Investigators at the University of California, Santa Barbara, funded by the US National Science Foundation (NSF) were searching for what they call ‘chemicurrent,’ – electrons excited by low-energy chemical reactions.
The team incorporated a pre-existing device called a ‘Schottky’ diode into a new chemical sensor.
A Schottky diode consists of a thin metal film nearly one hundred-millionth of a meter thick, made of silver, gold, platinum or another metal, sprayed onto a silicon wafer. What the researchers found was that the diode can function as a ‘species-specific’ gas detector, meaning that different kinds of molecules will produce different signals, and different metals are better for detecting particular molecules.
Since every detectable chemical produces a characteristic signal, the sensor can differentiate common contaminants such as water from useful gasses in a manufacturing environment. Multiple sensors can also work together as arrays. The arrays can detect a variety of species and produce the types of systems used for ‘artificial noses.’

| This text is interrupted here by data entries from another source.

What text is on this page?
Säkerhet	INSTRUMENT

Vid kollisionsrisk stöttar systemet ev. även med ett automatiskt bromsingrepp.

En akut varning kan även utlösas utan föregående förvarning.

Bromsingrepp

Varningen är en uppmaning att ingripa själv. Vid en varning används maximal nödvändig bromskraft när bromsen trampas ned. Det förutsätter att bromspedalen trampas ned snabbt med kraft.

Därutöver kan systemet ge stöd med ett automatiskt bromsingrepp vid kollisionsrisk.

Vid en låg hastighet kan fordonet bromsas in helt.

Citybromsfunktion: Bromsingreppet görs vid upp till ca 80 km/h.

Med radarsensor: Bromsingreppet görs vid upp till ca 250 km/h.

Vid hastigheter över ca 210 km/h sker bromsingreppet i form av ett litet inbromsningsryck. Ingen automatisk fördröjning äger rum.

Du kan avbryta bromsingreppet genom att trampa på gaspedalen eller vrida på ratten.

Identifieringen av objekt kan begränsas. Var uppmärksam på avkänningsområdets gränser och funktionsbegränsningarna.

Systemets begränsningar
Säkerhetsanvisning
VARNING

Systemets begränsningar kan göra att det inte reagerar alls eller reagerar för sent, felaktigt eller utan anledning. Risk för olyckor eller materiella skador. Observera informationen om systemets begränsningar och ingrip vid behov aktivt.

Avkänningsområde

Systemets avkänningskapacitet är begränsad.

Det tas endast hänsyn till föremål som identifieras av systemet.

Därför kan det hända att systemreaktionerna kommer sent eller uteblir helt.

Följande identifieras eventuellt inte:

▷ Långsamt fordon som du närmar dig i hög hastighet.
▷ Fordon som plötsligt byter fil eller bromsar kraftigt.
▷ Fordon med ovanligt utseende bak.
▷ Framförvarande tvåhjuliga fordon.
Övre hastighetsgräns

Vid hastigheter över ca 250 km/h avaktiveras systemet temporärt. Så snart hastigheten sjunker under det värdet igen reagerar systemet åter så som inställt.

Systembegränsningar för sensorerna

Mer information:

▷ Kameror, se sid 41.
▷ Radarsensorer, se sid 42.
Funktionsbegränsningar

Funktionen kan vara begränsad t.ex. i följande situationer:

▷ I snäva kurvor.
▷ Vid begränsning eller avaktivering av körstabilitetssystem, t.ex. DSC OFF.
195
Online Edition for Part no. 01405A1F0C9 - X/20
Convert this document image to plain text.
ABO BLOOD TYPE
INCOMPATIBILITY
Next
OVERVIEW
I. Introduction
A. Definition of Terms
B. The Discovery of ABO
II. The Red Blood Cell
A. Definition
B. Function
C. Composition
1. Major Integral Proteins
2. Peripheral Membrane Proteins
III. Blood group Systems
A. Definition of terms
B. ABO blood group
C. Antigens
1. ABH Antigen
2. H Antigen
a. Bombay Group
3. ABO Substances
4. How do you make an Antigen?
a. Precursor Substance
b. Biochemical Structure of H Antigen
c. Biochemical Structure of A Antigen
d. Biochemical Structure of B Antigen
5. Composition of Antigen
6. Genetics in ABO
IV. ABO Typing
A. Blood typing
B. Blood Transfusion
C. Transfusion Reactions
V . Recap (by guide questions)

Previously, researchers thought that the energy liberated when certain chemicals interact on a metal surface was released as vibrational (heat) energy. But some believed that most of the energy might instead be transferred to electrons.
McFarland and his colleagues showed that the latter hypothesis is true; nearly all interactions between molecules and solid metal surfaces produce energised electrons.
The Schottky sensor can reportedly capture the energised electrons, producing a measurable electrical signal. In addition, because the electrons are freed for a significant time, they may interact with the chemicals adhering to the metal surface, leading to new reactions.
Many chemicals are manufactured on solid catalyst surfaces, but according to Eric McFarland, principal investigator and the NSF grant awardee, it isn’t fully understood how. He said the findings have ‘ direct implications toward developing a more complete understanding of these important reactions.’
Other types of thin-metal sensors are in use. But, they typically measure the presence of a chemical indirectly, through changes in metal resistance or another property. The signal in the chemicurrent sensor is a direct manifestation of the detected molecule. In addition, the Schottky detector can operate at a wide range of temperatures, between 23 C to 150 C, is inexpensive to produce, and can be reactivated simply by warming its surface.
The new findings, and the associated detector technology, may one day find wide use in a variety of industrial applications, and the group has already sold prototype devices to a major electronics manufacturer for use in semiconductor materials production.